It is the subject on everyone's mind simply because the day those planes struck the Twin Towers and the aftermath has been branded into the psyche of anyone who witnessed it.
The idea that in one heartbeat someone could commit mass murder, of people just doing their boring every day things, was almost incomprehensible. But we had to comprehend.
They did it in the name of religion, the favourite beating stick of crimes against humanity. How many millions have died in the futile reasoning that it was willed by some vengeful, bloodthirsty God? I no more believe in their religious martyrdom than I do in the Easter Bunny. It was mass murder, of the most horrific sense. Regardless of how much you hate a country, or its people, to do such a thing...
I couldn't fathom it then and I cannot fathom it now. My skin itches when I hear of people making excuses for why it happened. People hated America because of this, they had reason to do it because of that. Feeble. Anyone who spouts hate must be prepared to face the consequences of their venomous bile and whereas some like to placate and try to see where the sticking plaster will go I find no solace in pretending that to even consider such crimes is nothing short of evil.
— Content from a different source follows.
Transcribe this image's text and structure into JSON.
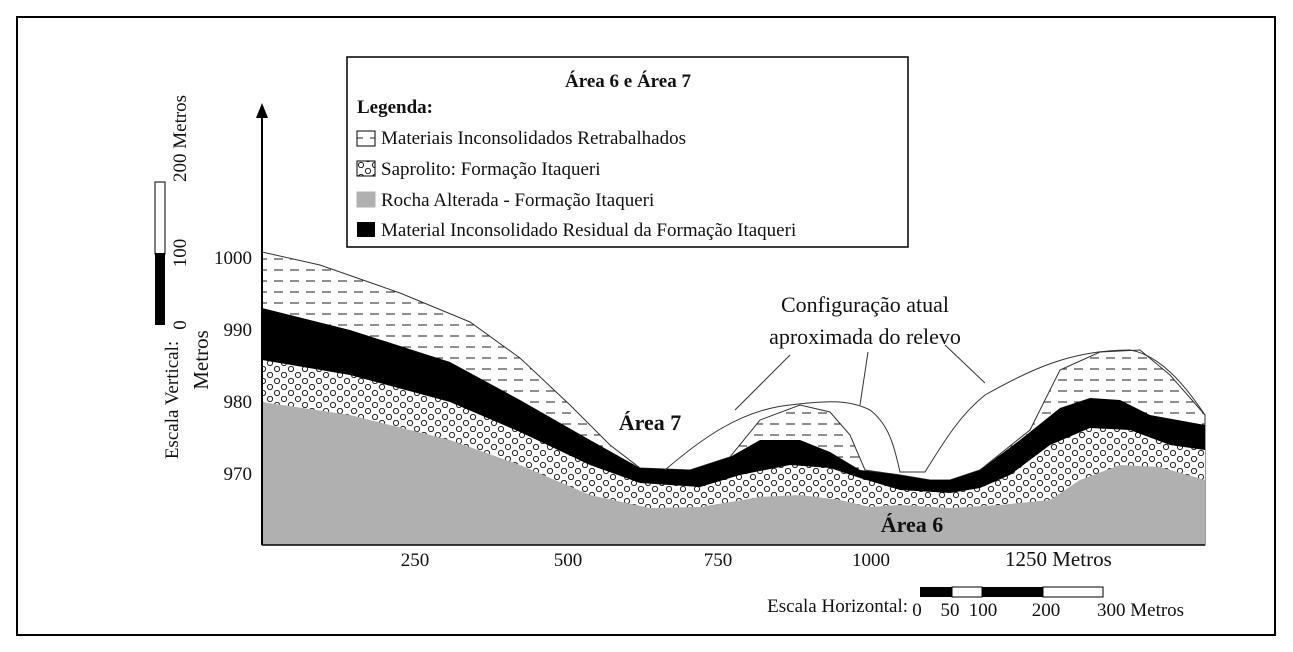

The people who perpetrated this were evil, as were the ones guilty in Madrid and then London. They can make their windbag videos yammering on about how we in the West, who have given them a place to live, an education, a welcome in to our (much ignored and sidelined) culture, how we are the worst things to exist on this planet. They can do this knowing that we have some semblance of freedom, that I do not need a male relative or a head to toe (plus eye) covering to go outside. Yes, it is tied to one specific religion and that is a taboo subject to even cross but at some point we have to realise there are those who seek to oppress and we stand back and applaud to scared to point out the inadequacies.
Ach, I'm now warbling on. It is not a popular view point and it is probably clear I do not find comfort in my own religion (lordie knows in past times I'd have burned as a witch for being a gobby mare.)
Ten years ago, I was lying on the couch in my living room. On a day off, visit to midwife duly done and lunch just finished. My mother called, an accident, she said, like what had happened to the Empire State Building during the war. It was no accident and as events played out live yet unbelievable I began to wonder if there would be a world for my two babies to be born into. Suddenly their January birth seemed too far away, what would have happened in between - it seemed world war three was about to commence.
Ten years ago it didn't look as though we would have a future. I can't say that the coming years fill me with optimism other than to say that we're still here, sort of.